La degradación de la prensa, obligada a competir con los medios sociales en una carrera en el fondo del rebajamiento mental, avanza paralela a la degradación de la educación universitaria, ella misma corolario de la degradación de los estadios anteriores del currículo escolar. Aún así, a pesar de hundirse en su conjunto, la universidad mantendrá islotes de pensamiento “en vivo” en un puñado de instituciones de élite, mientras entrega el resto a la educación mecanizada, con “profesores” a cargo de los dispensadores digitales de conocimientos en interfaz. Del mismo modo, la escritura se dividirá aún más de lo que es ahora en grandes ediciones, principalmente en formato digital, de textos diseñados por algoritmos a medida de los consumidores, y una producción artesanal de escritura lenta, reflexiva, intuitiva, elaborada, exigente de unas habilidades lectoras que serán cada día más raras, como las de los ‘connoisseurs’ musicales, los apreciadores de paisajes, los políglotas o los gourmets. El pensamiento será como el ‘slow food’ surgido en reacción a la popularidad del ‘fast food’, como los restaurantes con ‘maître de hotel’ frente a la ubicuidad de las hamburgueserías y los ‘self-service’, un lujo que habrá que pagar.

Digo lujo y no privilegio, que es una ley privativa de una o varias personas. El pensamiento emanado de una vida, la escritura cribada por una sensibilidad casi táctil, el estilo amasado con el disfrute y el sufrimiento de una persona, no son una lámpara puesta bajo una medición, sino una lámpara en un candelabro. La calidad y la profundidad no son particularidades opacas, sino visibles a todo el que tenga ojos y quiera abrirlos. Lujo viene del latín ‘luxus’, ‘exceso’. Dedicar tiempo y recursos a pensar, escribir, dar formato a un texto, una composición, una obra de arte, una opinión, con los alineamientos de la personalidad y apretarlos con el poso de la experiencia implica un exceso que la mayoría de la gente no puede permitirse. El día a día pide economizar tiempo y energía, pero si no todo el mundo es pródigo de tiempo, capacidad o inclinación a pensar activamente por sí mismo, muchos pueden participar en el “pensamiento de lujo” acompañándolo en la lectura o la audición, como hacen con la canción los aficionados al ‘karaoke’. Sin embargo, el caso es que cuanto más avanza son menos quienes valoran el exceso de espíritu. Apresurados por urgencias más imperiosas y aparentemente inaplazables, optan por la lectura rápida y formularia, procesada, pre-digerida y eventualmente algorítmica, plena de datos como vitaminas sintéticas y de moralismo en sustitución de la emotividad.

Habiendo logrado desplegar la inteligencia artificial en muchas funciones hasta ahora asociadas a la profesionalidad, la ingeniería digital podría en un futuro crear una inteligencia artificial con personalidad y libre albedrío, diseñando algoritmos dotados de autonomía moral.

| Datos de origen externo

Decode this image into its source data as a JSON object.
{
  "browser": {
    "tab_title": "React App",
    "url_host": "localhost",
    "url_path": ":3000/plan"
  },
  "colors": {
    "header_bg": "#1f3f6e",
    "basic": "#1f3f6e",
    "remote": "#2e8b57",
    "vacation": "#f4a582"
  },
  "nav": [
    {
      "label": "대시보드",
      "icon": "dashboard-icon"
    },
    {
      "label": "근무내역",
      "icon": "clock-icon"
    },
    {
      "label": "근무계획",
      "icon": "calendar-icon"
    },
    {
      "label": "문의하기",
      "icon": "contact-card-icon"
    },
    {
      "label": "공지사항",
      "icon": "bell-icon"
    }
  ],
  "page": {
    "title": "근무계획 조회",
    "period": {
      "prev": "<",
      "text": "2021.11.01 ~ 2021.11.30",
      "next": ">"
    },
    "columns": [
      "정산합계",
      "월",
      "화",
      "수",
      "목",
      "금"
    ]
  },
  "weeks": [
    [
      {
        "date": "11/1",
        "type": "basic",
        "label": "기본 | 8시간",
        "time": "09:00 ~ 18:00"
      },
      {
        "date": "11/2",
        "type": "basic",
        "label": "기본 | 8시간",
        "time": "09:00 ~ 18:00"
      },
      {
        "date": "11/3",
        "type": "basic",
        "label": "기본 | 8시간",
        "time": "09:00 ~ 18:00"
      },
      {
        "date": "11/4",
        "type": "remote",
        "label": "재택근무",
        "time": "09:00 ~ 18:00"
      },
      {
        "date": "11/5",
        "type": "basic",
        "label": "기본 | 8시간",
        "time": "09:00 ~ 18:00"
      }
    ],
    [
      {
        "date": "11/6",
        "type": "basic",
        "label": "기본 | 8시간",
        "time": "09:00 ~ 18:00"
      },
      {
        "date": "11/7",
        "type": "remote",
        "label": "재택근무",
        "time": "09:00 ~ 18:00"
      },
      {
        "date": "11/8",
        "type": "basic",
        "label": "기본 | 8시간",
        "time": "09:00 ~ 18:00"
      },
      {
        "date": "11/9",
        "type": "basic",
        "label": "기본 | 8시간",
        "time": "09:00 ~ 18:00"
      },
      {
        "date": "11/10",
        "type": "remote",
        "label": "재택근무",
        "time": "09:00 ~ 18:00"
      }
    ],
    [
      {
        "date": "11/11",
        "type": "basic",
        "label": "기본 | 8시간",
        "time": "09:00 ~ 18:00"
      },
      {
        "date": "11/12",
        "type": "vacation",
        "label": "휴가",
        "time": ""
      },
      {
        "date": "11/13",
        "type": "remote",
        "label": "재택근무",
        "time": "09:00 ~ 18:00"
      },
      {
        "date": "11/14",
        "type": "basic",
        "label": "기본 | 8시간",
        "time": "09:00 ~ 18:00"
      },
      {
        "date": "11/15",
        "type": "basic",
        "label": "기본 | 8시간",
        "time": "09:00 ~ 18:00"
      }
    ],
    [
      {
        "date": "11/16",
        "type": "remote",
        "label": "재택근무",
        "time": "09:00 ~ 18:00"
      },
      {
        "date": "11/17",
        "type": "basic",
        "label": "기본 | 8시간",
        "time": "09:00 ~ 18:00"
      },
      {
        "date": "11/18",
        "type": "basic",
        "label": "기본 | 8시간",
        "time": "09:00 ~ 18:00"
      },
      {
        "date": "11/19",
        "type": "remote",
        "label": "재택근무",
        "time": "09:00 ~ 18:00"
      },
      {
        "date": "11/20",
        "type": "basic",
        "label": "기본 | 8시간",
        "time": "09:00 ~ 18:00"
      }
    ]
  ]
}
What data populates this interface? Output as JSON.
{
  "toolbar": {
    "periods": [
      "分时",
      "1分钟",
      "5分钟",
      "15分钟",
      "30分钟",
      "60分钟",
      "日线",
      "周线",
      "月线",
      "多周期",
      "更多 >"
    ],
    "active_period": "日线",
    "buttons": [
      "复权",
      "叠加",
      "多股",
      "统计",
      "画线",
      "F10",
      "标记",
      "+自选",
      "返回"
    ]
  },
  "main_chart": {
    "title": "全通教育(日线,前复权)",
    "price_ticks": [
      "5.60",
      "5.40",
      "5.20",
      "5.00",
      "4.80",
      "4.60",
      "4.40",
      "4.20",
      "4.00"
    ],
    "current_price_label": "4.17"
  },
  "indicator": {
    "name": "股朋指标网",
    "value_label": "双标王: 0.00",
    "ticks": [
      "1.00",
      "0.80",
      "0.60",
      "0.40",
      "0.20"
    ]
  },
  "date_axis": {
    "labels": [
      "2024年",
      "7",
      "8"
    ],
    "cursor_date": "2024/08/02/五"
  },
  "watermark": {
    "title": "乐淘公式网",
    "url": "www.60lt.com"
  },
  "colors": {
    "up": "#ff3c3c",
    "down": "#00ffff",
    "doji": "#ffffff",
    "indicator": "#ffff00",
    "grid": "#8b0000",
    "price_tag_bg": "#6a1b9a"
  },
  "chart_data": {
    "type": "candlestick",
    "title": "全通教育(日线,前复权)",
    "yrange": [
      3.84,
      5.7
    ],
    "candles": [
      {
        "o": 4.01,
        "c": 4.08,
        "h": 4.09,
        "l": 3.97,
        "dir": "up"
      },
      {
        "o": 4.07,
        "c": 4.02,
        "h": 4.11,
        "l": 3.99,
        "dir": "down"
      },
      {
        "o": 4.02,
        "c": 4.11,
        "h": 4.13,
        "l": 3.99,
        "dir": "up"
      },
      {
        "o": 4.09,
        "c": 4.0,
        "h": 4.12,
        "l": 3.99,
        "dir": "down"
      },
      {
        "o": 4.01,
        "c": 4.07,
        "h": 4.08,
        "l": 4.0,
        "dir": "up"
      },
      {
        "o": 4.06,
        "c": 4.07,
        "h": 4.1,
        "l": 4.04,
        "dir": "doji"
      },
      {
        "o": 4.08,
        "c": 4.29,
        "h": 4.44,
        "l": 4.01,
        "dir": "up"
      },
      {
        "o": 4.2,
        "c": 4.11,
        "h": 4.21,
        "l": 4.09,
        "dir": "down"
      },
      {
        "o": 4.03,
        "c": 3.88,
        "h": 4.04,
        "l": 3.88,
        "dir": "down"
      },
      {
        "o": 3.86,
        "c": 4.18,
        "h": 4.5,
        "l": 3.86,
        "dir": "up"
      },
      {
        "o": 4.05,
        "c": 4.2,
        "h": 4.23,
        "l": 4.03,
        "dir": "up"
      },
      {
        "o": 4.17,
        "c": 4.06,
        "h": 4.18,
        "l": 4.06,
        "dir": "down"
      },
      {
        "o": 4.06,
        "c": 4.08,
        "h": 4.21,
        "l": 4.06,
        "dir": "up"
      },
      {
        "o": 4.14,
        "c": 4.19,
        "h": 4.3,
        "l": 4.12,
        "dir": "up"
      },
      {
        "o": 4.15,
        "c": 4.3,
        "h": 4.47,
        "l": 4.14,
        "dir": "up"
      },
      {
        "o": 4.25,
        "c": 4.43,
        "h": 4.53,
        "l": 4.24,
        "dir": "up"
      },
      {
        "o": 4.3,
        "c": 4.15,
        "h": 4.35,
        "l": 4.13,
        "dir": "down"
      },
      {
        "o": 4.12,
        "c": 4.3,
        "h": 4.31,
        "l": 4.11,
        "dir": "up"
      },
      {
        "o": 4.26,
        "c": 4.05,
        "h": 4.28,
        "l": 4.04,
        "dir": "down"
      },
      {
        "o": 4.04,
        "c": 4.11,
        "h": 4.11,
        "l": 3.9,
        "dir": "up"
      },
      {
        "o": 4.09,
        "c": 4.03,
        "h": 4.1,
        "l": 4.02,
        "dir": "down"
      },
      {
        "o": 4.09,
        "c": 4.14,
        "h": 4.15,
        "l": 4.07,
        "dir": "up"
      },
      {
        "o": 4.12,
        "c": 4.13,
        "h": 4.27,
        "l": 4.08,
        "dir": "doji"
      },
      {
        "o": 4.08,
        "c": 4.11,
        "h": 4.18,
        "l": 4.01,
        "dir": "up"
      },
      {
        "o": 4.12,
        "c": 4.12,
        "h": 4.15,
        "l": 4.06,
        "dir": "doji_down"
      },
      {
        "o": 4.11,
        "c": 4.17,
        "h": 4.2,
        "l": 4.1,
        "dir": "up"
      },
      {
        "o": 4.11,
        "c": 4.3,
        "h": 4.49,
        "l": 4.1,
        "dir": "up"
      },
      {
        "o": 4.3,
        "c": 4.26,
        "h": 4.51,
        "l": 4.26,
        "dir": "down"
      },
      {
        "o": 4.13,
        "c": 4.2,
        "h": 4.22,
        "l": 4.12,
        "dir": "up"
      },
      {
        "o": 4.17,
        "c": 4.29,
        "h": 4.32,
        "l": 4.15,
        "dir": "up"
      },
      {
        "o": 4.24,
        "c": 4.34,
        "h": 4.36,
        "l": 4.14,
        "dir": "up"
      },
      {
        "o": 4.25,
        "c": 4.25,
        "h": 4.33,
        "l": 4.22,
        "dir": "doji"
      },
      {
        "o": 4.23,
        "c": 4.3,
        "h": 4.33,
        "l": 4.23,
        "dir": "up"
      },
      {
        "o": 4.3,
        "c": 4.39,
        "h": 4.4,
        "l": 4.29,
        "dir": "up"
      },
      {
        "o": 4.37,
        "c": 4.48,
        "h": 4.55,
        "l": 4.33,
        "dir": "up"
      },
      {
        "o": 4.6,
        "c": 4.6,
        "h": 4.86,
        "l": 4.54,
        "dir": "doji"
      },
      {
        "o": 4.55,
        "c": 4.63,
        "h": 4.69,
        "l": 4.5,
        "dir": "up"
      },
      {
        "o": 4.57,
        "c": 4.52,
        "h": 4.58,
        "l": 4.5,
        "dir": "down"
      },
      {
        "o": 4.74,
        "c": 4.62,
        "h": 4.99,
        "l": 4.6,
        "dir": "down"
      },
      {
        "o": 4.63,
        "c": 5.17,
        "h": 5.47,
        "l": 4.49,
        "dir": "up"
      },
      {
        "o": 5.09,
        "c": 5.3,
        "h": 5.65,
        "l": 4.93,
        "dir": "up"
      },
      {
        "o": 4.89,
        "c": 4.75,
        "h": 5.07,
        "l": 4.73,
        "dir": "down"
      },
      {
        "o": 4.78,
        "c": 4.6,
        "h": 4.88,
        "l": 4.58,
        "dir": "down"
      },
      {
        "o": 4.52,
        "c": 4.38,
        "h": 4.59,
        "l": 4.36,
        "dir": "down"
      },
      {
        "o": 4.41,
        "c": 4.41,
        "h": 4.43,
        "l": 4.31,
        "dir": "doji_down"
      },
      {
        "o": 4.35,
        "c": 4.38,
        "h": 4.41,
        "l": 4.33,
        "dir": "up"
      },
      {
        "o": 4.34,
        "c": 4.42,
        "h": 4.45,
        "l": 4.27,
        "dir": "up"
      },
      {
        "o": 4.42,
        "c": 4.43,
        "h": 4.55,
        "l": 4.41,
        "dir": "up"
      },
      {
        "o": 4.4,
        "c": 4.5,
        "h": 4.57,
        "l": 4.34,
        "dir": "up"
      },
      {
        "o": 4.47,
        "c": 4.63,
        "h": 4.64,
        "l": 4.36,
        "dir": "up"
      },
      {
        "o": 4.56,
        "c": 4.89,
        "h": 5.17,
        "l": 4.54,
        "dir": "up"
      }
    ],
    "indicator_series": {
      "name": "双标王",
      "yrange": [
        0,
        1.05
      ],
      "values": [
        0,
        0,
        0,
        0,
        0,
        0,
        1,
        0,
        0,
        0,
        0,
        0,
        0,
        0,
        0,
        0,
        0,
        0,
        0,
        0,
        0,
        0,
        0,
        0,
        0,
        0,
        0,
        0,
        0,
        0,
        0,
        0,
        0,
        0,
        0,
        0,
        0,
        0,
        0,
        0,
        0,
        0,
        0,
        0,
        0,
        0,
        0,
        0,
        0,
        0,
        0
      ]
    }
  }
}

Es un panorama aterrador, pero hasta que los productos de la ingeniería no superen a la humanidad de manera absoluta, la personalidad será el reducto de los últimos hombres. Perseguida por una moralidad con la solvencia de la estadística y la infalibilidad de algoritmos de una complejidad inimaginable, la personalidad se convertirá en un atavismo resguardado en las catacumbas del pensamiento natural. El pensamiento humano, menospreciado por primitivo y mal visto por falible, por definición pensará contra el sistema, no porque sea pensamiento antisistema, sino, por el contrario, por ser la forma antigua, incluso reaccionaria, del pensamiento. Y, así como en el paraíso socialista de ‘1984’ el Estado persigue la emoción primitiva del amor, porque su particularismo puede subvertir el paternalismo del gran hermano, en la distopía “democrática” de la sociedad en red la personalidad será el principal factor discordante. En consecuencia, será perseguida por perturbar la adoración y el deslumbramiento de unas masas entregadas a la verdad pública.